Un menu anti-crise ? Pour Christopher Terleski, l’idée est bonne, mais à manier avec précaution : “Si vous proposez un menu à 10 €, vous devez retirer la TVA, le coût matière autour de 30 %, 25-30 % de charges fixes… Il ne reste plus grand-chose. Il faut que le cuisinier sache respecter le coût matière, que vous maîtrisiez vos coûts fixes et que le nombre de couverts augmente vraiment pour compenser. L’idée du menu anti-crise est particulièrement adaptée à un couple qui possède les murs du restaurant, sans salariés, et qui arrive à faire face à l’augmentation de volume sans embauche supplémentaire. En revanche, si vous êtes déjà à bloc et que vous ne pouvez pas vendre plus, vous allez accélérer votre chute.
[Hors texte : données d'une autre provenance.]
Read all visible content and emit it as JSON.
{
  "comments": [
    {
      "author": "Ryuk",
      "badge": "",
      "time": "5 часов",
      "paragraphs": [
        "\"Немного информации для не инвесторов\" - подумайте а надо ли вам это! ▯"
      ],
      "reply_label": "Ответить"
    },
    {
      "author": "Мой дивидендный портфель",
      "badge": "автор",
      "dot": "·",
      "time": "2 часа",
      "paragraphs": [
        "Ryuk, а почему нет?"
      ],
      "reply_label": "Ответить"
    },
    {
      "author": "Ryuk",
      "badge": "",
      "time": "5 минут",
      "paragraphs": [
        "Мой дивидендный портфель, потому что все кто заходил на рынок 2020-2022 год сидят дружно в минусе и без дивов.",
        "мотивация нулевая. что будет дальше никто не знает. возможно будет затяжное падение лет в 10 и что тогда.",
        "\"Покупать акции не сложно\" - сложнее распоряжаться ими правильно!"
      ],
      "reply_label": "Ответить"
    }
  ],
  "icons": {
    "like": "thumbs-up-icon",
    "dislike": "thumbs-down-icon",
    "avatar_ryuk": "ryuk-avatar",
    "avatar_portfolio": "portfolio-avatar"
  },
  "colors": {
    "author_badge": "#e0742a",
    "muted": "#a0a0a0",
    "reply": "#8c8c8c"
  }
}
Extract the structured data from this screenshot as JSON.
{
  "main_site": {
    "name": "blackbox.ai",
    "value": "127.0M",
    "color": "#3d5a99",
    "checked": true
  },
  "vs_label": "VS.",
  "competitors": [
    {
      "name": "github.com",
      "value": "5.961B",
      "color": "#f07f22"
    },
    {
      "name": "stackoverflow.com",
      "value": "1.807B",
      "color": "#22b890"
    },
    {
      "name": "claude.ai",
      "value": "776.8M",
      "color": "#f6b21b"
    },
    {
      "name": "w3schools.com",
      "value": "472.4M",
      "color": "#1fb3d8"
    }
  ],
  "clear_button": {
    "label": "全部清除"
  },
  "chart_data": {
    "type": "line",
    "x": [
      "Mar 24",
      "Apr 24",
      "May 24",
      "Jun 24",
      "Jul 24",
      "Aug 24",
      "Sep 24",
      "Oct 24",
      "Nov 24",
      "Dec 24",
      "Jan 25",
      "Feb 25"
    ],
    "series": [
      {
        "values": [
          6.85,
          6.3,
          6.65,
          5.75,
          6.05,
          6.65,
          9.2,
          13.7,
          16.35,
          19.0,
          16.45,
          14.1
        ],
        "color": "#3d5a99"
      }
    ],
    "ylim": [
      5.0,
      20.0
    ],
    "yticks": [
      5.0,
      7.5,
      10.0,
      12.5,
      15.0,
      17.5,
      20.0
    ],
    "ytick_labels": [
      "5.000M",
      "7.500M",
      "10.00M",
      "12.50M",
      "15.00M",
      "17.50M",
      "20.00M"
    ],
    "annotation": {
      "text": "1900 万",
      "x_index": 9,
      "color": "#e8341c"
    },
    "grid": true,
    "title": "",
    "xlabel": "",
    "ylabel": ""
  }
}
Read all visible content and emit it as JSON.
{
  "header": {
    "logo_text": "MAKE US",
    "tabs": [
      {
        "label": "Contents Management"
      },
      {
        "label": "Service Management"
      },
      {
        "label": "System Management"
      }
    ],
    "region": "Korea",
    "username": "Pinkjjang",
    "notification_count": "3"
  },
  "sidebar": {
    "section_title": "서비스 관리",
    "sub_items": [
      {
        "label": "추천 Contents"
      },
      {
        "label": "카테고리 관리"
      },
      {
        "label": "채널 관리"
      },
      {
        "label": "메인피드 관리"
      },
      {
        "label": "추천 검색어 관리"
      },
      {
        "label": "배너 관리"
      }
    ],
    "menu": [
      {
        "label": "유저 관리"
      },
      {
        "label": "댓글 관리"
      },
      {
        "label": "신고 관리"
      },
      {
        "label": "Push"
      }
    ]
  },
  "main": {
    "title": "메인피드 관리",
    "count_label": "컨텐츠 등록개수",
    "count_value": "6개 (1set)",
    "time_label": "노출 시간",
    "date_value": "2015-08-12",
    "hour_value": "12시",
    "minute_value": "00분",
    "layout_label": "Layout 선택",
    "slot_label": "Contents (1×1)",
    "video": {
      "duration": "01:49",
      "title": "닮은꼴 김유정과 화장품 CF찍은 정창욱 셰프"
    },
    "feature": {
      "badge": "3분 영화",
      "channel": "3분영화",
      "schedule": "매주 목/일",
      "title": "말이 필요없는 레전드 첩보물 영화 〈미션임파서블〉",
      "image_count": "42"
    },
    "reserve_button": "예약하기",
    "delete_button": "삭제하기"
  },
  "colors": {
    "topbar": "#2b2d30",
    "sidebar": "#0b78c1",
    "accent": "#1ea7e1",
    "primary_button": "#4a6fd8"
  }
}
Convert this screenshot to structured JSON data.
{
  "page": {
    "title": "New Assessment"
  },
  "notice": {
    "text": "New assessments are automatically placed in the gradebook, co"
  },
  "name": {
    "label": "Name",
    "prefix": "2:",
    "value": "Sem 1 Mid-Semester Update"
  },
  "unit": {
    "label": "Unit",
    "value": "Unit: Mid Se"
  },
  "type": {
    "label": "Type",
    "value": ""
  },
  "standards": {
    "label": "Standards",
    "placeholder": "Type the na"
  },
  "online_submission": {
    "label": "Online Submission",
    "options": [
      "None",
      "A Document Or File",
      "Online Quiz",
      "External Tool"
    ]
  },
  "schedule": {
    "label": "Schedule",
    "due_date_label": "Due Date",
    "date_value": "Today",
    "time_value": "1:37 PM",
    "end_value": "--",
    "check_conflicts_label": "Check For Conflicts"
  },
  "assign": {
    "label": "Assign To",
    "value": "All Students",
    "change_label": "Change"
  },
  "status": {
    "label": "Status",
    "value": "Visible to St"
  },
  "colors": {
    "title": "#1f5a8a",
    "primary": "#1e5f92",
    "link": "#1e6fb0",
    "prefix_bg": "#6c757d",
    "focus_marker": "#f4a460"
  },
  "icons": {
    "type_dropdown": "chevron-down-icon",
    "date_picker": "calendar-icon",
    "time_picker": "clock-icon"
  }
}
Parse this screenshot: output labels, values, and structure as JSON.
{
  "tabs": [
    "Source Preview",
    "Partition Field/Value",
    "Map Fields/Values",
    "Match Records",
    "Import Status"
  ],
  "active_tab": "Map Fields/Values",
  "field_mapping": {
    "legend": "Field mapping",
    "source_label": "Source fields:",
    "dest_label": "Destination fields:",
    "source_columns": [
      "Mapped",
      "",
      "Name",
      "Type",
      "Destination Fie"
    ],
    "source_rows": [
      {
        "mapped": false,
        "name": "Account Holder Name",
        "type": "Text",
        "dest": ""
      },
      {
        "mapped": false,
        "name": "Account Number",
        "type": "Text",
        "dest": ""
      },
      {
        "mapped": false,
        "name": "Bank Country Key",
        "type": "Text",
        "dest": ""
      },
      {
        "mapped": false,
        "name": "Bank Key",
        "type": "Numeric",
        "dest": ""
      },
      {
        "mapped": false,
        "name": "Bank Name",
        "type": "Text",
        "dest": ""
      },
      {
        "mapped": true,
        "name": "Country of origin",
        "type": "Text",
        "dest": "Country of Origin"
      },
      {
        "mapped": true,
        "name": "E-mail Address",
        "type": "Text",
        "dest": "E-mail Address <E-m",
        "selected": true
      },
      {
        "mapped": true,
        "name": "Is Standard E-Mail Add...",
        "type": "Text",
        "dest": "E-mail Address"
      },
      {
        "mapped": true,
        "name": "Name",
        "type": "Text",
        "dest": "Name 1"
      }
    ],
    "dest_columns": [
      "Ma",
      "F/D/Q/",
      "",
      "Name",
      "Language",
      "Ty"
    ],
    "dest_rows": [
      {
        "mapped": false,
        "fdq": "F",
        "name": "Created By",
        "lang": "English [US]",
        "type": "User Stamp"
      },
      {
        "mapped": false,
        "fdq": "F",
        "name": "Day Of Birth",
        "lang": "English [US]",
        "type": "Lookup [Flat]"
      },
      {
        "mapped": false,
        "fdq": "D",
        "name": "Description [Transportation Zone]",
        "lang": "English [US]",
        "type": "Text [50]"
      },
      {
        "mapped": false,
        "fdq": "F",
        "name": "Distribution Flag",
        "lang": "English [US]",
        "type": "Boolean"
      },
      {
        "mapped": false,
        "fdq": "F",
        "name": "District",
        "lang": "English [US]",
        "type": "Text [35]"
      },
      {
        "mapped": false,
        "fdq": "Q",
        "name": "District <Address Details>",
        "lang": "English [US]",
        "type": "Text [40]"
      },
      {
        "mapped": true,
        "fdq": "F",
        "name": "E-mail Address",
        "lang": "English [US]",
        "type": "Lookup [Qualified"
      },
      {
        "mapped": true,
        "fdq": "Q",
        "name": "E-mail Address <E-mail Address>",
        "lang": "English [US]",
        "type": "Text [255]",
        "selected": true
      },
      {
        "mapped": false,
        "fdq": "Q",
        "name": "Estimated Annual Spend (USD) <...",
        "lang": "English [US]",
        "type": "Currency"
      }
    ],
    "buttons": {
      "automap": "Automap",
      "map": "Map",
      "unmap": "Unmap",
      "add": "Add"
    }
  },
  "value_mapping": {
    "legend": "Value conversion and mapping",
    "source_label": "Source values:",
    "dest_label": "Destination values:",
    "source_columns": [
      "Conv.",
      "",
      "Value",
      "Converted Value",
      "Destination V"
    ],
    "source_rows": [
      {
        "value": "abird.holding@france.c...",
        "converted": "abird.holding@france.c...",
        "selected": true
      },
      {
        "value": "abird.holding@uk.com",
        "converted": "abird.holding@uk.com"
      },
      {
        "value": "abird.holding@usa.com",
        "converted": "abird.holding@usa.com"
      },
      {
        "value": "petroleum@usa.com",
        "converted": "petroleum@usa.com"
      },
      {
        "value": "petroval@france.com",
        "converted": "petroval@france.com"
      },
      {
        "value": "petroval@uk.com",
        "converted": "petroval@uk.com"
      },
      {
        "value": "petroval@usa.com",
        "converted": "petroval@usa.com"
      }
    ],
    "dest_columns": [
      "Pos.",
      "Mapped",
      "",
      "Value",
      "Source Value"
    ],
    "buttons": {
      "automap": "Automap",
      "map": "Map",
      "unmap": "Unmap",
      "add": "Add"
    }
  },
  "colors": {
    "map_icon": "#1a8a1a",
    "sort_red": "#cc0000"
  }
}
Ou s’il faut ouvrir d’autres rangs pour couvrir les frais fixes et trouver du personnel, cela peut devenir délicat.”
Par ailleurs, cette initiative ne s’applique pas à tous les types de restaurants. “Cela peut être adapté à un restaurant ouvrier qui est implanté dans une zone sans trop de concurrence, mais pas à un restaurant avec étoiles. Et puis il ne faudrait pas que ça se généralise dans le métier et que tous les restaurants de votre zone de chalandise se mettent à faire ça, sinon les marges et les volumes seraient divisés”, poursuit-il.
Revoir les fondamentaux
Face à une baisse de fréquentation, Christopher Terleski invite surtout les professionnels à revoir les fondamentaux du métier. “Il faut proposer un bon accueil, une assiette au bon prix avec une certaine qualité, avoir un bon emplacement, être ouvert au bon moment et être visible sur le web. Dans cette conjoncture, qui risque d’être compliquée jusqu’en avril 2027, il faut être très inventif, très fort en gestion et initiateur en marketing”, juge-t-il.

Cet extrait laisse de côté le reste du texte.